The pressure placed upon White and the 9th Vermont was relieved during the last couple days of August. C.S.A. General Robert E. Lee engaged the Army of Virginia under Major General John Pope in Manassas, Virginia, the home of the first battle of the Civil War. Through effective movements and strategic flanks made by the Confederate generals Jackson and James Longstreet, the Yankees were forced to retreat and Lee began his march across the Potomac with plans to place his army between Washington, D.C., and the Shenandoah Valley.

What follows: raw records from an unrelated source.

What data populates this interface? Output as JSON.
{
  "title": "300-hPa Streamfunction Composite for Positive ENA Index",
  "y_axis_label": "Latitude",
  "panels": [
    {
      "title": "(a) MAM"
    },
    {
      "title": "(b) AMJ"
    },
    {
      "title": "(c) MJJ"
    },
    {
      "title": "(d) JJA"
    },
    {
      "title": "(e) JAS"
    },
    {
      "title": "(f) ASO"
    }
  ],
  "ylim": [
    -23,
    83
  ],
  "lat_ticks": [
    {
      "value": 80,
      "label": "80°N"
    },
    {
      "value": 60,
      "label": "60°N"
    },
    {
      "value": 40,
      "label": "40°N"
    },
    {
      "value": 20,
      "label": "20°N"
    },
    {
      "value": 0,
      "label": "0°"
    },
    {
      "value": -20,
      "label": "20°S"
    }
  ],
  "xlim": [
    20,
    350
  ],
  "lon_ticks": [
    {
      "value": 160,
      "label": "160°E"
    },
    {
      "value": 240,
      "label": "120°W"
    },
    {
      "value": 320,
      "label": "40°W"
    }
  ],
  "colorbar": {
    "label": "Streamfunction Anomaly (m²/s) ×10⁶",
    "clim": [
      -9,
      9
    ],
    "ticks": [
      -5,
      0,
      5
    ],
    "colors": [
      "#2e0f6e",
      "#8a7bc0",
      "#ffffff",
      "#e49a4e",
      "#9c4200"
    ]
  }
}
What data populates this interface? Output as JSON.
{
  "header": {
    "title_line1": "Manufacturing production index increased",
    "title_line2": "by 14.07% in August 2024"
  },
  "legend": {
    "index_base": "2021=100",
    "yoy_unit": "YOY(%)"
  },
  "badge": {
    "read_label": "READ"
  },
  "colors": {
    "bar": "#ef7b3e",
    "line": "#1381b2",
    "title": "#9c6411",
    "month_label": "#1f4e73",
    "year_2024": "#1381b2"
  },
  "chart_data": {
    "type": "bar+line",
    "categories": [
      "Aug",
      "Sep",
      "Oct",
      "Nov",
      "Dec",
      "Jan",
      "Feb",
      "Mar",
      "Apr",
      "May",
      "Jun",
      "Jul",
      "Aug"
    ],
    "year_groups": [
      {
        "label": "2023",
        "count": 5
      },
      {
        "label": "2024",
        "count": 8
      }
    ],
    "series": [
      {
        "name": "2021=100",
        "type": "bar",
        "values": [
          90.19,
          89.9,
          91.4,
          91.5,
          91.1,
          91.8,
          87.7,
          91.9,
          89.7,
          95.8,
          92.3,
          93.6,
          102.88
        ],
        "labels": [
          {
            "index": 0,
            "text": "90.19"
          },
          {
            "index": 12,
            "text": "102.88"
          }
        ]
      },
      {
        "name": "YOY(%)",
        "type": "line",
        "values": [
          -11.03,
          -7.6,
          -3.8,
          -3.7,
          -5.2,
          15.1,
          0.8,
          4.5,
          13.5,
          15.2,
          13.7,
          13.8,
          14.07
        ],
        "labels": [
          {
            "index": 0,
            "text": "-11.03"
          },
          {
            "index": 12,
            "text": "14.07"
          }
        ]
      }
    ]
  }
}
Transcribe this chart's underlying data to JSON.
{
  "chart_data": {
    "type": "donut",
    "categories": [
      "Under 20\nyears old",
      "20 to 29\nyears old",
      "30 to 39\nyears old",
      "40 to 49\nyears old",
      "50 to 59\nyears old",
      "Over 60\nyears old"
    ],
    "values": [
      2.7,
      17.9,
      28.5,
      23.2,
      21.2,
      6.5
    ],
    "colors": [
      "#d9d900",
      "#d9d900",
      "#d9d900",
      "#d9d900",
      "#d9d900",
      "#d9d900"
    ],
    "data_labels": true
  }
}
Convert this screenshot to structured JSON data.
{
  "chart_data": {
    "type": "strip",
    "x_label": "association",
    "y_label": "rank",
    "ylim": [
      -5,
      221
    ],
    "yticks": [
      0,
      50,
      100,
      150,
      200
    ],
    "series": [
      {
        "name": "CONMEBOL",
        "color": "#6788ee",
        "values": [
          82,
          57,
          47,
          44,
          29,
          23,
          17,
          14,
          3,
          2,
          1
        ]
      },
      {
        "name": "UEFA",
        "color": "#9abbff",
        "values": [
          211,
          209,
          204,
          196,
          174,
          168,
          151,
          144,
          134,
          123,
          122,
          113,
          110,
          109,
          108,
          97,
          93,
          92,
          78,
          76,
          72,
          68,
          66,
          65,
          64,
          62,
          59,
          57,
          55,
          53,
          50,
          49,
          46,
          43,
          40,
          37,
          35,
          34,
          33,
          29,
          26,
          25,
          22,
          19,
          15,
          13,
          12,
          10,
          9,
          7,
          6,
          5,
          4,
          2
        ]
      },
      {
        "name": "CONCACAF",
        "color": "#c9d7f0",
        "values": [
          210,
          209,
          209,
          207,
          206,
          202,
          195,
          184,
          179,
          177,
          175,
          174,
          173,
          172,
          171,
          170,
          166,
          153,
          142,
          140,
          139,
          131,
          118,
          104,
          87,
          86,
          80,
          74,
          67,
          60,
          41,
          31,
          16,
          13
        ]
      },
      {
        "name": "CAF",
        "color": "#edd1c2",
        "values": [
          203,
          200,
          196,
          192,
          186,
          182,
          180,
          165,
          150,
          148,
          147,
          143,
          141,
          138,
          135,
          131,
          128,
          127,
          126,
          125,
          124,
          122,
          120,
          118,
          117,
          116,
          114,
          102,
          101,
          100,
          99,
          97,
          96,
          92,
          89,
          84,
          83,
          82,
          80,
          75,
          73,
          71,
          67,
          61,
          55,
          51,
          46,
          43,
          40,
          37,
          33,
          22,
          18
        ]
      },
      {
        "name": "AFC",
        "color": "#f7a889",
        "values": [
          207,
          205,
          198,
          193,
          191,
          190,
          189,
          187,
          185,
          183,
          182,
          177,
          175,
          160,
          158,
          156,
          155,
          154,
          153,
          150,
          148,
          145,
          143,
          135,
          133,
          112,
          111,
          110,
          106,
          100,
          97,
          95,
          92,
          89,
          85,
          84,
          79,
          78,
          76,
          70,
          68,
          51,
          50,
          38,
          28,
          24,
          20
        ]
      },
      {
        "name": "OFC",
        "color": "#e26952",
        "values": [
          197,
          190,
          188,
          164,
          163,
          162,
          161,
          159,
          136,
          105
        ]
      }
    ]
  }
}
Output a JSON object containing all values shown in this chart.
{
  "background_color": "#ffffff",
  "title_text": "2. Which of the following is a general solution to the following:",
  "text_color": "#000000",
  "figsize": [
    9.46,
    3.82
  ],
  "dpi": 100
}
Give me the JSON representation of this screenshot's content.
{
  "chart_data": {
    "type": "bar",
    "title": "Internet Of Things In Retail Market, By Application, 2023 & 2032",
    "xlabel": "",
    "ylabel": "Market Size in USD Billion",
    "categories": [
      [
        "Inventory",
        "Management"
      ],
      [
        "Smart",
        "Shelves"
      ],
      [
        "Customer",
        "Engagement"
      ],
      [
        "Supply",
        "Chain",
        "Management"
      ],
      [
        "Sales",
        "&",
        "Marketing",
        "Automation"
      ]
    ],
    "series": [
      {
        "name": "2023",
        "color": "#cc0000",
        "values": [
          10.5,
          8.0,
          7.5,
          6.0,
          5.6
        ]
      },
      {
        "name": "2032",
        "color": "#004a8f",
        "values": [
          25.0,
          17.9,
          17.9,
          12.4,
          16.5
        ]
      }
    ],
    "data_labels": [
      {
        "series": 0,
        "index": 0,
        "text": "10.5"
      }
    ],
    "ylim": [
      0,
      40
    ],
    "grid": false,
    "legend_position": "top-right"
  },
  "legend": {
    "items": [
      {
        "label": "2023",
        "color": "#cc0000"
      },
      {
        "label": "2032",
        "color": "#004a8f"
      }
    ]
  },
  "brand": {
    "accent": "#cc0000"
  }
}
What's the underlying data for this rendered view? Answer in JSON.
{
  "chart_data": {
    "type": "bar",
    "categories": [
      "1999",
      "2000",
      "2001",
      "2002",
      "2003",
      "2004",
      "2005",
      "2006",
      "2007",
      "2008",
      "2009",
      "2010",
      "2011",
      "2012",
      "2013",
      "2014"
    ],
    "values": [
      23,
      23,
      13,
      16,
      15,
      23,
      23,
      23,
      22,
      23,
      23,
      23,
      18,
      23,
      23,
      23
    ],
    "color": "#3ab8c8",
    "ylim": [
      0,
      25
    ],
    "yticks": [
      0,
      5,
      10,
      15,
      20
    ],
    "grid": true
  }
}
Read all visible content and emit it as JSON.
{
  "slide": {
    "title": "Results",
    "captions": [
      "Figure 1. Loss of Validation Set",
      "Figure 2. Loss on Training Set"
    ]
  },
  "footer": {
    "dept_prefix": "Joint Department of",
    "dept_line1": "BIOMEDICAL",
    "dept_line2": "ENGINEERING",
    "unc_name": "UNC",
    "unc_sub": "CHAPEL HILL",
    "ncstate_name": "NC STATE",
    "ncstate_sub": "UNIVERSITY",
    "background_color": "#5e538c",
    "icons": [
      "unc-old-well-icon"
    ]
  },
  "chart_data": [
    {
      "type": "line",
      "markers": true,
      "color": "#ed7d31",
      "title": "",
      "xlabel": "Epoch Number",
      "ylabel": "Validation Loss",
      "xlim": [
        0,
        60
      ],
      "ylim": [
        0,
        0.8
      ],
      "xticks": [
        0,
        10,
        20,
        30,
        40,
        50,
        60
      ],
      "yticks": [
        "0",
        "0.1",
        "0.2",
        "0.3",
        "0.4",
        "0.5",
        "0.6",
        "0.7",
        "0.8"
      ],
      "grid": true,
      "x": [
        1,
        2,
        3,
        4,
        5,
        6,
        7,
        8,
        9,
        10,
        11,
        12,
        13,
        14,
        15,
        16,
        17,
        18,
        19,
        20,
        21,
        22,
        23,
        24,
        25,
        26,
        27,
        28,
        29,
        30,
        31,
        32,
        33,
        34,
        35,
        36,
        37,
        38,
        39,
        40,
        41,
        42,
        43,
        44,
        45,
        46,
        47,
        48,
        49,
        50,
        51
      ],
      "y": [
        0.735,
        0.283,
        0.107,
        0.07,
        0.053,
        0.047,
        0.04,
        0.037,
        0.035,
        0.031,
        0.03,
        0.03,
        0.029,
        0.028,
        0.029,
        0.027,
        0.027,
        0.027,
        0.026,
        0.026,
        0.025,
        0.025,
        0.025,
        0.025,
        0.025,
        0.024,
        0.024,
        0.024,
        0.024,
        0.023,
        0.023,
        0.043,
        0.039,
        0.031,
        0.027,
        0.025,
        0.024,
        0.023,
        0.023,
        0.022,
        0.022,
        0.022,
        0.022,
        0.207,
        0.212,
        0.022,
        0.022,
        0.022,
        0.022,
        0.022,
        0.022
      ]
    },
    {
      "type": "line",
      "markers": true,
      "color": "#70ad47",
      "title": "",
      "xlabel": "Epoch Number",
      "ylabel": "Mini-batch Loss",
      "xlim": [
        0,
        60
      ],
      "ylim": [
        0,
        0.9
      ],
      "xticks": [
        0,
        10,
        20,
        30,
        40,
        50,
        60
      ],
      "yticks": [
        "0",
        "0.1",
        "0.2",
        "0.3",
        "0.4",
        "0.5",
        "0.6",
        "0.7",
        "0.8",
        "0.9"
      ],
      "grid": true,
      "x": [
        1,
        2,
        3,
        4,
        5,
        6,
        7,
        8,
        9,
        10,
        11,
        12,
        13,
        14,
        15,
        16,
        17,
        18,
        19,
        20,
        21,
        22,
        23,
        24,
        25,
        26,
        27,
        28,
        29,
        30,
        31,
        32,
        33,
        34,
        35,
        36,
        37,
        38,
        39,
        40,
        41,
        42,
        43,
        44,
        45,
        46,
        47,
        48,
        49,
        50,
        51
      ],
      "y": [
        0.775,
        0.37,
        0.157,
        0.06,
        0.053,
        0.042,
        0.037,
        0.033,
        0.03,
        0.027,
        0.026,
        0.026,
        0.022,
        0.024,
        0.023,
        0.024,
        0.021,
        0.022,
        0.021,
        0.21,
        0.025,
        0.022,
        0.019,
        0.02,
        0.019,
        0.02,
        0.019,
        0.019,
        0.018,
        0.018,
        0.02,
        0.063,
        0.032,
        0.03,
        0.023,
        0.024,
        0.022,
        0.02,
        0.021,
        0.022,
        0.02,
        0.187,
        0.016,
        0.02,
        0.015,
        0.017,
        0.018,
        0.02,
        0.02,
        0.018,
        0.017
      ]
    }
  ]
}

Fearing the lack of men at Harper’s Ferry and the vulnerability of Winchester, Major General Henry W. Halleck (Union Class of 1837) ordered General White to move his men from Camp Sigel to Harpers Ferry immediately. On Sept. 2, the 9th Vermont made their way to Harpers Ferry in the “deepest darkness and silence.”
As Edward and his “green” troops were dreaming of home, C.S.A. General Robert E. Lee was planning his next military operation. Lee decided that his next target would be Harpers Ferry. On Sept. 9, Lee issued Special Order No. 191, calling for three direct attacks upon the garrison. This task fell upon the shoulders of Major General Lafayette McLaws, Major General Robert H. Anderson, Major General James Longstreet, General John Walker and a name familiar to the 9th Vermont: “Stonewall” Jackson. Jackson was given the order to take Bolivar Heights were Edward and the 9th Vermont were stationed. Jackson and his “foot cavalry” began their march the night of Sept. 9. Union scouts twice saw the movement of Jackson and reported directly to Colonel Miles, who, mistakenly, dismissed the possibilities. The fears of Colonel Stannard, Captain Ripley and everyone except Colonel Miles came to fruition on September 12 as General McLaws began shelling Maryland Heights almost two miles away from where Ripley was stationed.
On the morning of Sept. 15, Colonel Miles agreed to surrender his forces to Jackson. Believing that the fight was not lost and the soldiers could easily make an escape, Colonel Stannard marched the 9th Vermont into Harpers Ferry where a pontoon bridge would serve for an easy escape. Word came to Stannard that he must report back with his men or there would be serious consequences. Like the good soldier he was, Stannard returned to Bolivar Heights. According to Ripley, “Stannard made the only military mistake of his service.” C.S.A. Major General A.P. Hill was selected by Jackson to oversee the surrender. The terms agreed upon would shape the next several months of Ripley’s military career. Hill, due to lack of being able to care for the prisoners, had the 11,000 captured Union soldiers paroled. Ripley ordered his men to stack arms along with the rest of the Union soldiers and to wait for further instruction.
As Ripley and his boys waited they noticed a “full sandy-bearded officer in dilapidated clothes and slouched hat.” They all agreed that he had to be the famed “Stonewall” Jackson. As they stared at their captor, a first lieutenant of Company E of the 9th Vermont, Elisha M. Quimby, marched directly up to Jackson asking if he was the “Stonewall” Jackson. The officer in the “dilapidated clothes and slouched hat answered, yes, to which Quimby asked ‘did you not agree to protect us under the terms of surrender?’”
The next day, Sept.17, the paroled prisoners of Harpers Ferry “took up [their] unhappy march for a destination unknown.”